When last Rich Franklin fought in the UFC, the light heavyweight title was still securely fastened around the waist of Mauricio Rua, Dan Henderson was still training for his Strikeforce championship bid against Rafael Cavalcante and Rashad Evans had just seen his immediate title hopes dashed by injury.
Fine, with regard to that last one maybe some things never change, but if Franklin returns on schedule from shoulder surgery this summer -- as his manger said this week that he will -- it’s safe to say he’ll face a 205-pound landscape that has shifted dramatically in his absence. When the former middleweight champ does get medically cleared, what options will be available for him in the cage? And how long will the 37-year-old look to stick it out on the active roster?
For Franklin, there is both good news and bad news.
The good news is, there will arguably be more viable and marketable matchups for him in the light heavyweight division come summer, 2012, not only against previously scheduled opponent Antonio Rogerio Nogueira, but with guys like the resurgent Tito Ortiz and the newly re-re-acquired Henderson.

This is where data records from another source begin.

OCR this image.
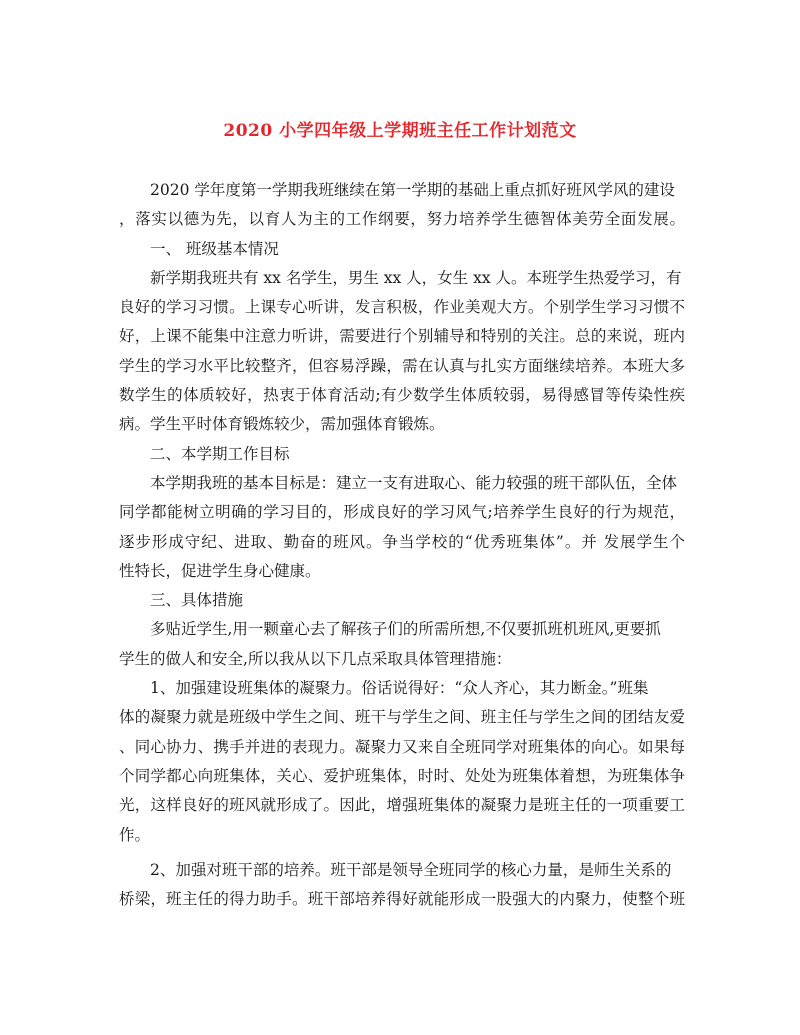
2020 小学四年级上学期班主任工作计划范文
2020 学年度第一学期我班继续在第一学期的基础上重点抓好班风学风的建设
，落实以德为先，以育人为主的工作纲要，努力培养学生德智体美劳全面发展。
一、 班级基本情况
新学期我班共有 xx 名学生，男生 xx 人，女生 xx 人。本班学生热爱学习，有
良好的学习习惯。上课专心听讲，发言积极，作业美观大方。个别学生学习习惯不
好，上课不能集中注意力听讲，需要进行个别辅导和特别的关注。总的来说，班内
学生的学习水平比较整齐，但容易浮躁，需在认真与扎实方面继续培养。本班大多
数学生的体质较好，热衷于体育活动;有少数学生体质较弱，易得感冒等传染性疾
病。学生平时体育锻炼较少，需加强体育锻炼。
二、本学期工作目标
本学期我班的基本目标是：建立一支有进取心、能力较强的班干部队伍，全体
同学都能树立明确的学习目的，形成良好的学习风气;培养学生良好的行为规范，
逐步形成守纪、进取、勤奋的班风。争当学校的“优秀班集体”。并 发展学生个
性特长，促进学生身心健康。
三、具体措施
多贴近学生,用一颗童心去了解孩子们的所需所想,不仅要抓班机班风,更要抓
学生的做人和安全,所以我从以下几点采取具体管理措施：
1、加强建设班集体的凝聚力。俗话说得好：“众人齐心，其力断金。”班集
体的凝聚力就是班级中学生之间、班干与学生之间、班主任与学生之间的团结友爱
、同心协力、携手并进的表现力。凝聚力又来自全班同学对班集体的向心。如果每
个同学都心向班集体，关心、爱护班集体，时时、处处为班集体着想，为班集体争
光，这样良好的班风就形成了。因此，增强班集体的凝聚力是班主任的一项重要工
作。
2、加强对班干部的培养。班干部是领导全班同学的核心力量，是师生关系的
桥梁，班主任的得力助手。班干部培养得好就能形成一股强大的内聚力，使整个班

The Ortiz bout just makes too much sense not to book and after Hendo took a hotly contested split decision victory over Franklin back at UFC 93, it’s doubtful either would argue with a redo, under the right circumstances. “Ace” was already signed to take on Nogueira at UFC 133 prior to his injury, so why not make that fight happen, too? In theory, those matchups would give Franklin a nice three-fight landing strip on which to close out his legendary career, assuming that’s what he wanted to do.
The bad news is, the top of the division has only gotten younger and more crowded since he’s been gone, with Jon Jones currently appearing to have the title on lockdown and challengers already stacked three deep in Lyoto Machida, Rashad Evans and perhaps the winner of Henderson’s UFC 139 bout against Mauricio Rua. With an upper echelon that stacked and that dangerous, it seems like we’ve probably seen the end of Franklin as a legitimate championship contender, no matter who much longer he sees fit to keep his fighting life going.